Alemlere Rahmet Hazreti Muhammed(sav) Efendimizin Mekke'den Medine'ye hicretinin1428. yıl dönümü idrak etmekteyiz. Dünya sahnesinde cereyan eden olaylar, insanlığın içinde bulunduğu durum, 1428 yıl önceki haliyle kıyaslandığında; yaşanan olaylar itibariyle hiç de birbirinden farksız değildir. Yaşanan olaylar adeta "tarih tekerrürden ibarettir" tezini doğrular nitelik arz etmektedir.
1428 yıl önce yaşanan "Hicret" hadisesi; ilahi hikmetlerinin yanında, insanlığın, insanca yaşayacak diyar bulmak adına yapılmıştır. Çağımız insanının da insanca yaşayacak hal ve diyar arayışı hala devam etmektedir. İnsanlık halinden memnun değil, huzurunu kaybetmiş, kimse geleceğinden emin olmadan yaşamını sürdürmeye çalışmaktadır. Kan zulüm işkence, işgal ve cinayetler birbirini kovalamaktadır.

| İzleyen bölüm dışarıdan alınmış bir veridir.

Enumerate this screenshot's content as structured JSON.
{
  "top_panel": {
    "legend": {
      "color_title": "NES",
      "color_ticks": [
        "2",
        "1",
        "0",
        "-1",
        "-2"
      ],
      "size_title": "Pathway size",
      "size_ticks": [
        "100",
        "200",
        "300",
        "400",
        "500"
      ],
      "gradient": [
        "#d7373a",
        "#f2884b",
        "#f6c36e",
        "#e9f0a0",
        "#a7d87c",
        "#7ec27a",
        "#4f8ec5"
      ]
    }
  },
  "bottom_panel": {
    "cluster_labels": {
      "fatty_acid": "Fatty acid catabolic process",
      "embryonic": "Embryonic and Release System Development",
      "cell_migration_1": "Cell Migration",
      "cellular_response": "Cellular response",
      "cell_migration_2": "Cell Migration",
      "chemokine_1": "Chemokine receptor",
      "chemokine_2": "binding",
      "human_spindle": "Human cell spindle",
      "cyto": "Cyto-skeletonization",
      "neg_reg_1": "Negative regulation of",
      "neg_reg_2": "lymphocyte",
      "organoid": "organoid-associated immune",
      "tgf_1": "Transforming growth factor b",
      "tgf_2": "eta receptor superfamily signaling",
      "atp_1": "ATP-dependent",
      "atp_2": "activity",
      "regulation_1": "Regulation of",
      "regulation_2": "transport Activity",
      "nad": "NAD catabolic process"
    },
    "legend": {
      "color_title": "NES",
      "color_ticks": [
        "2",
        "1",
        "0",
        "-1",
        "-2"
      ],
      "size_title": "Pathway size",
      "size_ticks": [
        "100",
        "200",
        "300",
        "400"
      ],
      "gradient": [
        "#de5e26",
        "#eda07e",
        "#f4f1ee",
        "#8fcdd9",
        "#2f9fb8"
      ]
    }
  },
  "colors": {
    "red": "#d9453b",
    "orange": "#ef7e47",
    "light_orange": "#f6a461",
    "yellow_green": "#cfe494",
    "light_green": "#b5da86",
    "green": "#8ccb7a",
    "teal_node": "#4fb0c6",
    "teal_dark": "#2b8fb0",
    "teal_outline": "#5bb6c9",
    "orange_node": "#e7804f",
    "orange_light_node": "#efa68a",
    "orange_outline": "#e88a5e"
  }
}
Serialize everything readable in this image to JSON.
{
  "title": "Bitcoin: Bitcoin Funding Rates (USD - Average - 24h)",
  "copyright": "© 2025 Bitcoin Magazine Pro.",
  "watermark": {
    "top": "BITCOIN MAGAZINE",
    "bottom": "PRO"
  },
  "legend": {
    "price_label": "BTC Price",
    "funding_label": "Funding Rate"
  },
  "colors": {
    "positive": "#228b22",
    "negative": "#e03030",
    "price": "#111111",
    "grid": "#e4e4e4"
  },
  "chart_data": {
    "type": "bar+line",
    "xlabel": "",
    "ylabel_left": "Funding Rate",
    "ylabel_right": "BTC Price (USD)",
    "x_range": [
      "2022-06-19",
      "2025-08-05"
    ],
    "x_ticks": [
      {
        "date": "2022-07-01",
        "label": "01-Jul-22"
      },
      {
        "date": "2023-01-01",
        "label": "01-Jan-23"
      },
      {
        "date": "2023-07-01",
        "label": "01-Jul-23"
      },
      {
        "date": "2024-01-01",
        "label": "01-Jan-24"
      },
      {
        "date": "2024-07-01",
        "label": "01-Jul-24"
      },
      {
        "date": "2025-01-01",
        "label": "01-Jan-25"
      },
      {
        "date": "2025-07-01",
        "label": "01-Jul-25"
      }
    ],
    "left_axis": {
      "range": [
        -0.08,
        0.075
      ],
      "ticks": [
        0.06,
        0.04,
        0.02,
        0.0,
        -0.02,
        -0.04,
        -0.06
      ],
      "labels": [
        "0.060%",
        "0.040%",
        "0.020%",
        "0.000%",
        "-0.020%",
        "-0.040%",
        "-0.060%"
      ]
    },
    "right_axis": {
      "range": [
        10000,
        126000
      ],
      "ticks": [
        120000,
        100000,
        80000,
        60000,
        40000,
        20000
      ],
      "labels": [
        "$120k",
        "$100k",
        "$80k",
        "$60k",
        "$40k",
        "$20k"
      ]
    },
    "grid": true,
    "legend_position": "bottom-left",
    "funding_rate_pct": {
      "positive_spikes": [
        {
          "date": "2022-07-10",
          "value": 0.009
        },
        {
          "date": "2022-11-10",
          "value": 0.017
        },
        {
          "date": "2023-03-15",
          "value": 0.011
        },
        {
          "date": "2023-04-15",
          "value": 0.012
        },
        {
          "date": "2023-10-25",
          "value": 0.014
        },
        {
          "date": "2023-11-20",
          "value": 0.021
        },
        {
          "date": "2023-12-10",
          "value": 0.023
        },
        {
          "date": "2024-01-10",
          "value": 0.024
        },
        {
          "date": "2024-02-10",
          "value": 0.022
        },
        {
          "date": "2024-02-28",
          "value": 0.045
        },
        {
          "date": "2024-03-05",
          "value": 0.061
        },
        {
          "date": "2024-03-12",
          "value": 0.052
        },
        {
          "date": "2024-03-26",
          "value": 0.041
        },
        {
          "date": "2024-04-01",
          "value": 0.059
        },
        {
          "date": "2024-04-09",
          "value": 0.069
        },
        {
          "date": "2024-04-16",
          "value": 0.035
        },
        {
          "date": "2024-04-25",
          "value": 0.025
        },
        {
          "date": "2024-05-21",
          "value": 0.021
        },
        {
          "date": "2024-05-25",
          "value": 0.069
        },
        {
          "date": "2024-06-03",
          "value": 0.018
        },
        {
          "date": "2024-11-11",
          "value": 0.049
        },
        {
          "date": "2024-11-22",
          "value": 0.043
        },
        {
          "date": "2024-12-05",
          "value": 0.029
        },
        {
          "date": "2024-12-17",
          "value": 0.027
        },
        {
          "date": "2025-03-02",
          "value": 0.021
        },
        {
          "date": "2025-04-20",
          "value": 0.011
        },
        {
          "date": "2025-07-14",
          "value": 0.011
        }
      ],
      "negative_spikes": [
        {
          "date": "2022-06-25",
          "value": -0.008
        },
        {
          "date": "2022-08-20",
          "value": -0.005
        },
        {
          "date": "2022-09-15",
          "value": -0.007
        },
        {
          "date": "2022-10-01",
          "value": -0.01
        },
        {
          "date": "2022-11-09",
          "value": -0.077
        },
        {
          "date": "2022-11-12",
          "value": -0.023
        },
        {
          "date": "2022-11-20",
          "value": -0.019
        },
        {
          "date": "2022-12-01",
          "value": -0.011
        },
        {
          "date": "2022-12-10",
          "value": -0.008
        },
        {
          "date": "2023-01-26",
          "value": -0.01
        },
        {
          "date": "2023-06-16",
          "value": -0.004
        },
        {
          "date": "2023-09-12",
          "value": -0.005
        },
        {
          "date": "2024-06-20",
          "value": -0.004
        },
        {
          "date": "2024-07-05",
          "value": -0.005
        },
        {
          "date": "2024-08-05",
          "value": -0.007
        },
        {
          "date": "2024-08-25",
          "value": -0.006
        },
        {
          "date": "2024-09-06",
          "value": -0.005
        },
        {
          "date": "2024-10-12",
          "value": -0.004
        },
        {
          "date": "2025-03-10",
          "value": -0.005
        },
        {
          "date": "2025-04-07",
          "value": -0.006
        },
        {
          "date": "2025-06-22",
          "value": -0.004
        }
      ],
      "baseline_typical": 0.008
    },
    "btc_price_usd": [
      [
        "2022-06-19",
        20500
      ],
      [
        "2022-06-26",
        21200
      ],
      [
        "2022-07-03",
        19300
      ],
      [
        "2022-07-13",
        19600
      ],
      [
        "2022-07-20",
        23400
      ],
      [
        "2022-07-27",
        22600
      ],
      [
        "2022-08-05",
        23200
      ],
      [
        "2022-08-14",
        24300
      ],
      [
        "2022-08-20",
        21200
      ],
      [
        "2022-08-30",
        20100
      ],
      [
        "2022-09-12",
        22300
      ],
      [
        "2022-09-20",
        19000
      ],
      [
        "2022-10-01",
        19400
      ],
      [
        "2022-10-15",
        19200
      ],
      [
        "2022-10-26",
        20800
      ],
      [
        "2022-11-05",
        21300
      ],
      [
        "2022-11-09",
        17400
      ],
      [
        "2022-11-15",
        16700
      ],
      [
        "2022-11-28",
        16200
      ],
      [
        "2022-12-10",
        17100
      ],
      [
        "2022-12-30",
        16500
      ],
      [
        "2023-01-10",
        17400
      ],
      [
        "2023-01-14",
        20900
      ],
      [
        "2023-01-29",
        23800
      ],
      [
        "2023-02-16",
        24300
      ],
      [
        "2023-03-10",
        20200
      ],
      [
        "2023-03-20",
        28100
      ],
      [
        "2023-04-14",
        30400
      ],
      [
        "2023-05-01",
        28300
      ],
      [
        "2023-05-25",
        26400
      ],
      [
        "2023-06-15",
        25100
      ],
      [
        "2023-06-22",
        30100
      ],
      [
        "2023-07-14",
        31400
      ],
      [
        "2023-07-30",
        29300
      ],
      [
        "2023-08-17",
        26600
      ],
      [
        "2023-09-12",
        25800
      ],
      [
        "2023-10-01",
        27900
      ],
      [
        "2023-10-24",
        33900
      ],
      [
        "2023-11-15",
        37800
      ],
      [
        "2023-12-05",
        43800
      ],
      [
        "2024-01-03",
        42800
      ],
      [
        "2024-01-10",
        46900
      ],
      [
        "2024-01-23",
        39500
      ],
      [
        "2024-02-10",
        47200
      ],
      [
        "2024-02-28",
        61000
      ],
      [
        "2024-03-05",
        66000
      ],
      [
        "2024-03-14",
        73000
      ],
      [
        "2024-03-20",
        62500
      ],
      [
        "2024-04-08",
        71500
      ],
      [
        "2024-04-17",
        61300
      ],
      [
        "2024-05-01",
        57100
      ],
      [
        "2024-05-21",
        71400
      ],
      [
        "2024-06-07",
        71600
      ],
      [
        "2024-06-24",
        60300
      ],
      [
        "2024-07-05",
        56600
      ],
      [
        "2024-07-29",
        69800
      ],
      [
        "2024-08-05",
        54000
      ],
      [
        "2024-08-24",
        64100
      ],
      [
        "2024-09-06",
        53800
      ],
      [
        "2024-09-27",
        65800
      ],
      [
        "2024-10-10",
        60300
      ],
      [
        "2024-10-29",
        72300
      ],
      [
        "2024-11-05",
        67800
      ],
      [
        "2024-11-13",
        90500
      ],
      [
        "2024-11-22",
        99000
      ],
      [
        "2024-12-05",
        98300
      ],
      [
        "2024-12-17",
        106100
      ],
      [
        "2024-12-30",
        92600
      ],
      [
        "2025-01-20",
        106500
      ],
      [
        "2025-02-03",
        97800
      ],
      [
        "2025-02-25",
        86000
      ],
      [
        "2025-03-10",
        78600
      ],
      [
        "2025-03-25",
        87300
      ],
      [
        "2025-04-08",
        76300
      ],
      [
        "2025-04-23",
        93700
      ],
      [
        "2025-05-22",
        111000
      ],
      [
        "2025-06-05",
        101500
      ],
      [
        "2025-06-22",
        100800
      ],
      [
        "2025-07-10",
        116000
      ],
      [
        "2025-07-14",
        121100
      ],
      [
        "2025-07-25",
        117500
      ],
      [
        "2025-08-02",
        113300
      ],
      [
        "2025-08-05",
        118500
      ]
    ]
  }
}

İnsanlık için barbarlığın ve hak tanımazlığın, yada başkalarının haklarına en fazla tecavüz edildiği bir zaman diliminde "Hicret" emri gelmiştir. "Hicretle" yeni bir yurt edinmek için bir çok çaba sarfedilmiş, neticesinde Medine güvenli yer olarak tespit edilmiş, kafileler halinde "Hicret" gerçekleştirilmiştir. Yüce Peygamberimizin(sav). Ebubekir Sıddık (ra) ile birlikte gerçekleştirdiği "Hicreti" insanlık için yeni bir dönüm noktası olarak kabul edildiğinden, İslam alemi bu kutlu olayı takvim başlangıcı olarak kabul etmiştir.
Hicretin fazileti Kur'an-ı Kerimde beyan edilmiştir. İlgi birkaç Ayeti Kerimeyi aktarmaya çalışalım;
"İman edenler, hicret edenler, Allah yolunda cihad edenler; şüphesiz bunlar Allah'ın rahmetini umarlar. Allah, çok bağışlayandır, çok merhamet edendir." (Bakara / 218)
"Rableri onlara şu karşılığı verdi: "Ben, erkek olsun, kadın olsun, sizden hiçbir çalışanın amelini zayi etmeyeceğim. Sizler birbirinizdensiniz. hicret edenler, yurtlarından çıkarılanlar, yolumda eziyet görenler, savaşanlar ve öldürülenlerin de andolsun, günahlarını elbette örteceğim. Allah katından bir mükafat olmak üzere, onları içinden ırmaklar akan cennetlere koyacağım. Mükafatın en güzeli Allah katındadır." (Al-i İmran / 195)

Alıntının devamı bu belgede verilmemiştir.